Robert D. Clark Honors College at the University of Oregon
Examples of Honors College Social Science Colloquia
HC 431H
Professor John Orbell
HC SOCIAL SCIENCE COLLOQUIUM
"Evolution, Cooperation and Ethics"
What is the relevance of modern evolutionary psychology for the roots of human political and social behavior in particular, cooperative and ethically-bound behaviors? Classic and modern political and ethical theories (e.g., Hobbes, Locke, Rousseau, Rawls, as well as Modern Political Economy and much Feminist theory) are, characteristically, founded on assumptions about human behavior. Evolutionary psychology lets us evaluate those assumptions and, therefore, provides a basis from which such theories can be reassessed---at the same time providing a bridge between the life sciences and the social sciences. There are major but often isolated literatures relevant to this issue in Decision Theory, Biology, Experimental and Cognitive Psychology, Economics, Anthropology, Sociology, Ethics and Political Science. We will look at some literature from all of those fields.
HC 431H
Professor Caleb Southworth
HC SOCIAL SCIENCE COLLOQUIUM
"Economic Sociology"
Economic sociology attempts to explain the social context in which economic laws function. The economy itself - particularly the historical origins of markets and capitalism - are a classical area of inquiry within sociology. To oversimplify the differences between economic sociology and economics, we could say that economics is particularly interested in the development and testing of economic laws within markets, whereas economic sociology explores the conditions under which markets or economic institutions come into existence. Of course, many economists and sociologists study similar problems. And economic sociology is related to the psychology of individual choice, political economy, and economic history. In short, economic sociology is the sociological perspective applied to economic phenomena.
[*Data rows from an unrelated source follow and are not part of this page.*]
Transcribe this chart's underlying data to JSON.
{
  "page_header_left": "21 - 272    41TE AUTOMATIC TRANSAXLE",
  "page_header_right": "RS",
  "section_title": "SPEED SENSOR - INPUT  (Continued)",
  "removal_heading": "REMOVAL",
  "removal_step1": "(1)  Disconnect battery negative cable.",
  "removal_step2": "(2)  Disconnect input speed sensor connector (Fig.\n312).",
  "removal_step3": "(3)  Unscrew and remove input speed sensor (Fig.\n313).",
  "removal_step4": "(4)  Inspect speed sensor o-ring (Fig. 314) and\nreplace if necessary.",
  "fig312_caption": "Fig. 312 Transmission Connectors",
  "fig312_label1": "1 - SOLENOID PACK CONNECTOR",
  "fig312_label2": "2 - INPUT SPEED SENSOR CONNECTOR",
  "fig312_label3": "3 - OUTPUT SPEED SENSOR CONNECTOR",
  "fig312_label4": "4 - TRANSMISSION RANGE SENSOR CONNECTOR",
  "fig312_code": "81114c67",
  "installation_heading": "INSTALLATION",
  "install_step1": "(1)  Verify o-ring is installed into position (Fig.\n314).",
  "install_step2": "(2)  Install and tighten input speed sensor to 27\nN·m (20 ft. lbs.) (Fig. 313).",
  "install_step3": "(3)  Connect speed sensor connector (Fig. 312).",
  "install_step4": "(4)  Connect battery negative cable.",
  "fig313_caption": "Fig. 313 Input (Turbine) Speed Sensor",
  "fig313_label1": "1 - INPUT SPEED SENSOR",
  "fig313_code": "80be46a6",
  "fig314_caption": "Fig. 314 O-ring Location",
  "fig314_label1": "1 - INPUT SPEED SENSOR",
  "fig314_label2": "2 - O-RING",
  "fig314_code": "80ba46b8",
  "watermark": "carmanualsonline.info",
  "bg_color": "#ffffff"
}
What do economic sociologists study? You will develop a sophisticated answer to this question by the end of the course, but let's consider three well-known studies. One investigator examined the importance of social networks (web of acquaintances) were involved in finding a job. His surprising conclusion was that weak ties (people other than friends and family) were more important than strong ties. Another study examined how a market for life insurance was developed in the 1900s despite such a commodity being termed "ghoulish" and "immoral." The author concludes that economic necessity and demand were not central in creating this market, rather ideological and cultural factors were causal. A third study of "informal work" in both Latin America and cities in the United States found that people often engaged in off-the-books, unregulated employment that does not appear in official statistics. While some economists theorized that such marginal work, such as scavenging, petty reselling, and home agriculture, should disappeared as the labor market and economy expanded during industrialization, economic sociologists found that some large manufacturing firms in industrial economies employed informal workers.
HC 431H
Professor Joseph Fracchia
HC SOCIAL SCIENCE COLLOQUIUM
"Bodies and Artifacts"
We tend to think of artifacts as remnants or shards, as archaeological finds that provide some clue to a culture that has disappeared. But the term "artifact" means quite literally "made objects". Understood as made objects, artifacts are everywhere; the made worlds that we inhabit are worlds of artifacts. Perhaps because of the association of artifacts with archaeology, we also tend to think of artifacts as material objects. But languages, ideas, symbols, and metaphors are also made objects; they do not simply exist in nature, but are produced, made by human beings living in particular socio-cultural contexts. But why do human beings produce artifacts? It is certainly true that the human species produces artifacts because it can (and is essentially the only species that can). But this is also a trivial observation. More to the point is Elaine Scarry's observation that the human being is "the interior structure of artifacts". By this Scarry means both that all artifacts are produced because they pertain to some aspect of (a need, want, or desire deriving from) human corporeal form, and that all artifacts can be produced because of the capacities and dexterities, as well as the needs, limits, and constraints embedded in human corporeal form. And she concludes that through the production of artifacts, human beings remake the world in their own corporeal image. These are the themes that will be addressed in this course which will be divided into two parts: one focusing on semiotic artifacts (language, symbolic forms), and one focusing on material artifacts. In both parts we will be concerned with understanding the body as "the interior structure of the artifact." Readings will drawn from a variety of disciplines ranging from linguistics, philosophy, and literary studies to anthropology and history. The major written assignments are a paper and final exam.
This course is built around the topic of an essential part of my current book project. What I have in mind for the course is not only to focus on my work in progress, but also to integrate student papers into my book project. This part of the book will consist first of a theoretical framework which I shall present in the class and then of a series of vignettes that exemplify how that framework might be used in individual analyses. The paper assignment is to write such a vignette which will be a study of the relation of the human body (or what I will call corporeality) to a specific artifact or set of artifacts produced within a given socio-cultural form. I am hoping to include some or all of the student papers in this part of the book. The authors of those papers included will be fully acknowledged and get a publication on their curriculum vitae. For this reason, the course will require a serious commitment to doing a great deal of thought about, discussion of, and reflection on a new way of looking at the artifacts we produce and the made worlds we inhabit.